In all, about a dozen counties do not have a dedicated tax or other stable funding for libraries, Onkst said. Those libraries typically are limited to what the county fiscal court can spare after it juggles demands for street repair, courthouse payroll and other needs. A tough winter that forces the purchase of more road salt can mean fewer books.
"If you don't have a dedicated revenue source, then the necessary funding is simply not there to do very much," Onkst said.
Fayette County does not have a library tax. But the Lexington-Fayette Urban County Government is required — because of a 1979 lawsuit and subsequent court decisions — to forward to the Lexington Public Library at least a nickel of every $100 in property taxes that it collects. Last year, the Lexington library's operating budget was about $15.1 million, which was above average for Kentucky libraries on a per capita basis.
Onkst's department provides a small subsidy to local libraries — about $2.5 million overall this year. But legislative budget cuts have reduced the agency's funding by 40 percent since 2008. In 2013, Elliott County got $12,134 in state aid; Knott County got $15,494.
"It's not enough to carry a system, and it was never meant to," Onkst said.
'Too many 'anti' people'
Carter County chose to shut its public library for two decades, starting in the 1980s. Volunteers worked to provide limited book service at an Olive Hill location, but county leaders resisted periodic calls to levy a dedicated tax and reopen the public library.

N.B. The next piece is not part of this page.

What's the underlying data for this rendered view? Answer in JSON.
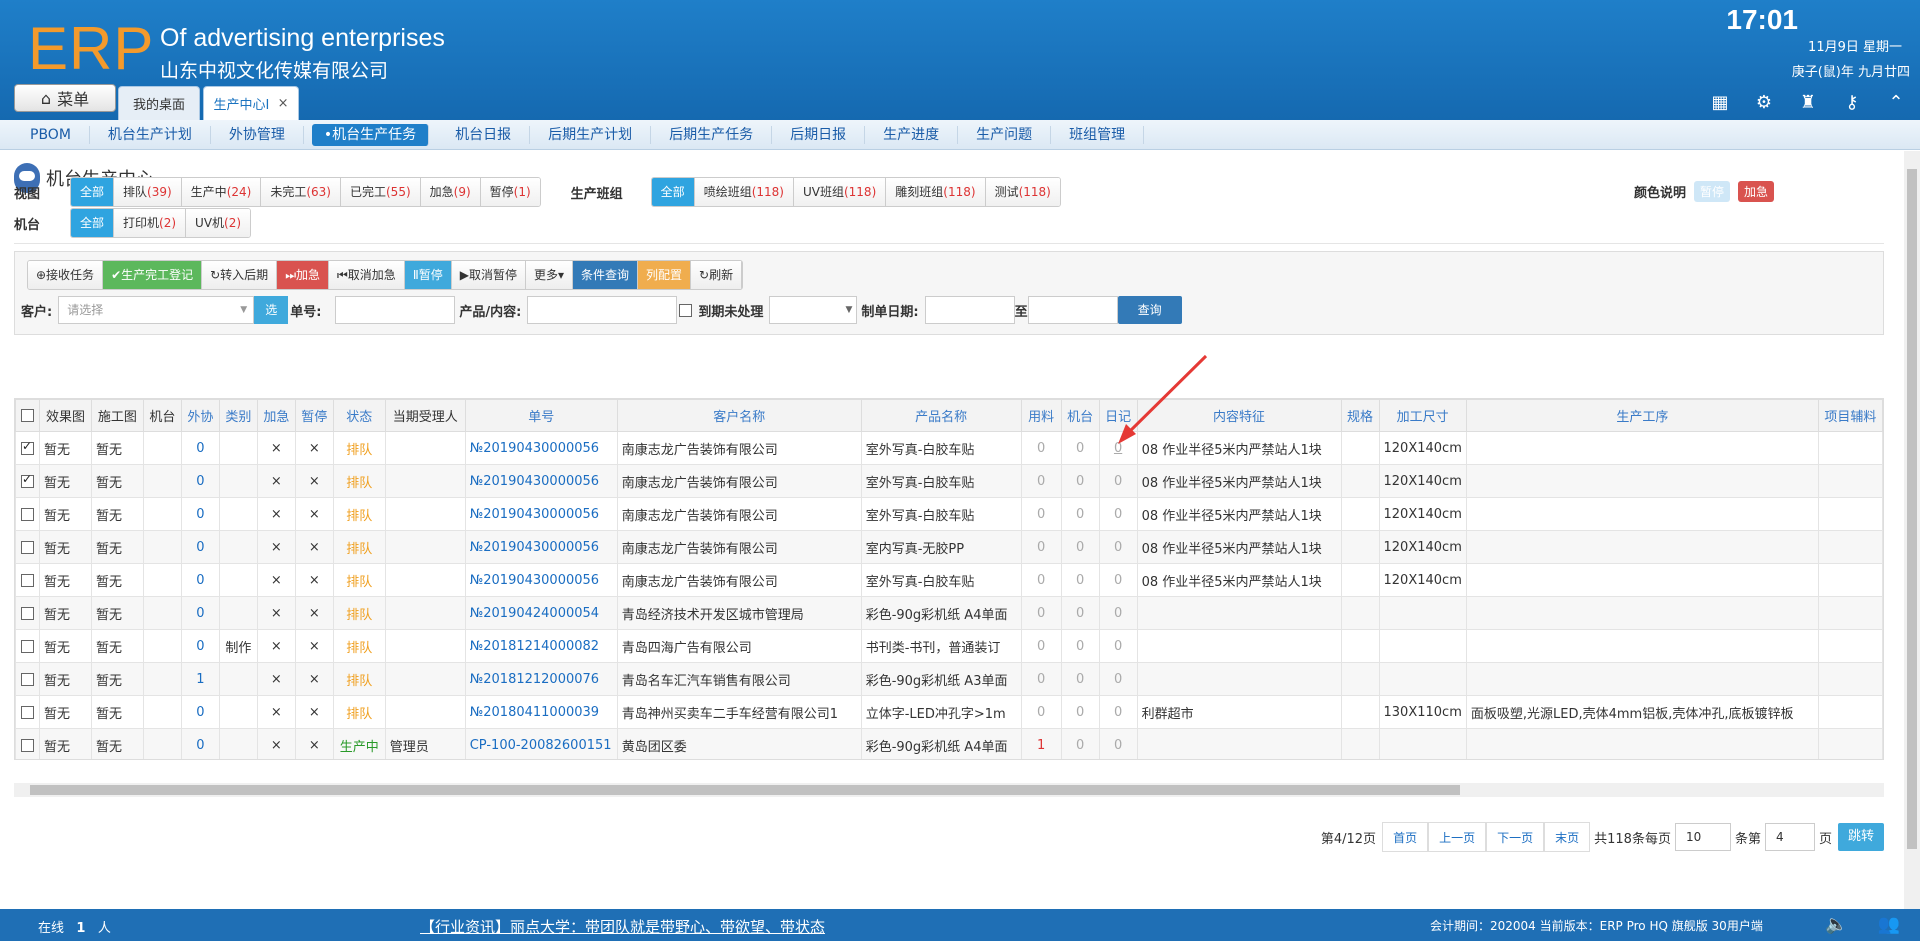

"Us rural people out here would benefit very little from it," factory worker Roy Seagraves, an eighth-grade dropout, told the Associated Press in 2000 after Carter County magistrates unanimously rejected a library tax that would have cost the average homeowner $30 a year. "I'm paying taxes out the rear end already."
Carter County never did agree to a library tax, Judge-Executive Charles Wallace said this month. As in Knott and Elliott counties, Carter's current library system — it has two branches 15 miles apart, in Grayson and Olive Hill — gets as much money as local governments can afford on a year-to-year basis. It had $97,352 in total operating revenue last year.
In the state's statistical report, Carter ranked dead last for book circulation (0.53 books checked out for each of the 27,348 residents), total collection spending per resident (28 cents) and library staff for every 10,000 residents (0.73). It ranked third-from last for library attendance.
"We're keeping their doors open over there, but that's about it," Wallace said. "I'm in favor of a library tax myself. But there's just too many 'anti' people in this county who don't want to pay any more taxes for anything."
Back in Owsley County, librarian Lesa Marcum is familiar with the hardships of life in a poor community. Nearly 38 percent of her county's residents live in poverty.
But that just makes a first-rate library even more important, Marcum said. Apart from the books — which the state's report shows are a hugely popular attraction in Owsley County — families who can't afford cable television are able to borrow movies. People who can't afford a home Internet connection can surf the Internet on a public-access computer.
After school and during summer break, children flock to the library for homework clubs and reading programs where healthy snacks are offered along with books and fun activities, Marcum said.
"We have a lot of children who — I don't want it to sound negative, but they need to get some extra attention that they're not getting at home because of poverty or drug use," Marcum said. "They see the library as I see it, as a haven."